Paul Gessl hat auch während der Lockdowns viel mit Künstlerinnen und Künstlern zu tun gehabt, vor allem mit deren Problemen. Er unterscheidet zwischen institutionalisierten Kulturbetrieben und freischaffenden Künstlern. Gessl: „Ich kenne keine einzige Kulturinstitution in Österreich, die bei den Corona-Förderungen nicht zum Zug gekommen ist.“ Da habe die öffentliche Hand dafür gesorgt, dass man solide überleben konnte. Mehr Sorgen macht er sich um Kulturschaffende, die ganz auf sich allein gestellt waren.
„Dramatischer ist die Situation bei den Einzelkünstlern oder künstlerischen Aktivitäten. Die sind von 100 auf 0 runtergefallen. Die leben als Unternehmer von dem, was sie täglich, stündlich und minütlich zu verdienen haben, was sie auf der Bühne präsentieren“, sagt Gessl.
Da werde es auch nicht ausbleiben, dass manche die Profession wechseln. Gessl: „Da wird passieren, was auch im Tourismus passiert ist. Manche werden ihr Berufsbild hinterfragen. Kann ich von dem noch leben? Will ich weiter in dieser Instabilität leben? Da kann es schon sein, dass manche ihre Berufung infrage stellen“, sagt Gessl.
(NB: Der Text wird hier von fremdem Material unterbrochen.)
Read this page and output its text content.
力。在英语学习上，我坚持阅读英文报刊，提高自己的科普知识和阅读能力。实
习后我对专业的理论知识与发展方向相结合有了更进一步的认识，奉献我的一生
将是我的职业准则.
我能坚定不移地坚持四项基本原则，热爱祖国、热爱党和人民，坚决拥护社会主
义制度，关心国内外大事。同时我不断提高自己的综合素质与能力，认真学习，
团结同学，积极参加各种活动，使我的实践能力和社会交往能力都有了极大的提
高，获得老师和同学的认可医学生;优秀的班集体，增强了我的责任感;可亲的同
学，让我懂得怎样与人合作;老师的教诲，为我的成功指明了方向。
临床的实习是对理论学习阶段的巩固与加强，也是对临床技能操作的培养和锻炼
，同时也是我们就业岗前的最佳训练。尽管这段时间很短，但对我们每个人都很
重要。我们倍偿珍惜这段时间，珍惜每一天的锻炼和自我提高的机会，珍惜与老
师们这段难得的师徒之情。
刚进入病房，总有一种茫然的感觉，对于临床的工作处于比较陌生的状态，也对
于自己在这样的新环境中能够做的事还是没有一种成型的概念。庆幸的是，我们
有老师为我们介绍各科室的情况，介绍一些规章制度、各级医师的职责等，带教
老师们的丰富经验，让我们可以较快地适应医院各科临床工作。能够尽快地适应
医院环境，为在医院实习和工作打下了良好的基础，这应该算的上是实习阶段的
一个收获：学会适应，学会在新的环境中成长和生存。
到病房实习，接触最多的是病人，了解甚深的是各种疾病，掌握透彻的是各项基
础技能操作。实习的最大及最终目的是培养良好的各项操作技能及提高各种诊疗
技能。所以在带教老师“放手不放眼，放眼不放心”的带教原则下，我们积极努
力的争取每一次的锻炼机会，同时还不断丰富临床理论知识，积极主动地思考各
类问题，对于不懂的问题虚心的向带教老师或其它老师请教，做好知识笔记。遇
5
In Niederösterreich ist der Geschäftsführer der NÖKU heuer mit neuen, zusätzlichen Aufgaben betraut. So fallen nach dem Abschied des Ehepaars Loidolt nun auch die Festspiele Reichenau in seinen Aufgabenbereich. Mit der Burgschauspielerin Maria Happel hat er bereits eine prominente Intendantin engagiert, jetzt wird noch die Geschäftsführung bestellt. In Wiener Neustadt übernimmt die NÖKU nun auch das Stadttheater.
Wegen dieser Größe der NÖKU wird Paul Gessl manchmal auch als mächtigster Kulturmanager Österreichs bezeichnet. Er sieht das nicht so. „Es geht nicht um Größe, es geht nicht um Macht. Es geht darum, den Rahmen für kreatives, innovatives Arbeiten zu schaffen. Wachstum war nie Teil unserer Unternehmensstrategie. Mein Ziel ist es, dass wir als innovativer, spannender Kulturbetrieb genannt werden, der vieles ermöglicht, der die Künstlerinnen und Künstler unterstützt, der perfekt Service und Dienstleistung dem Kunden, den Besuchern, bietet“, sagt Gessl.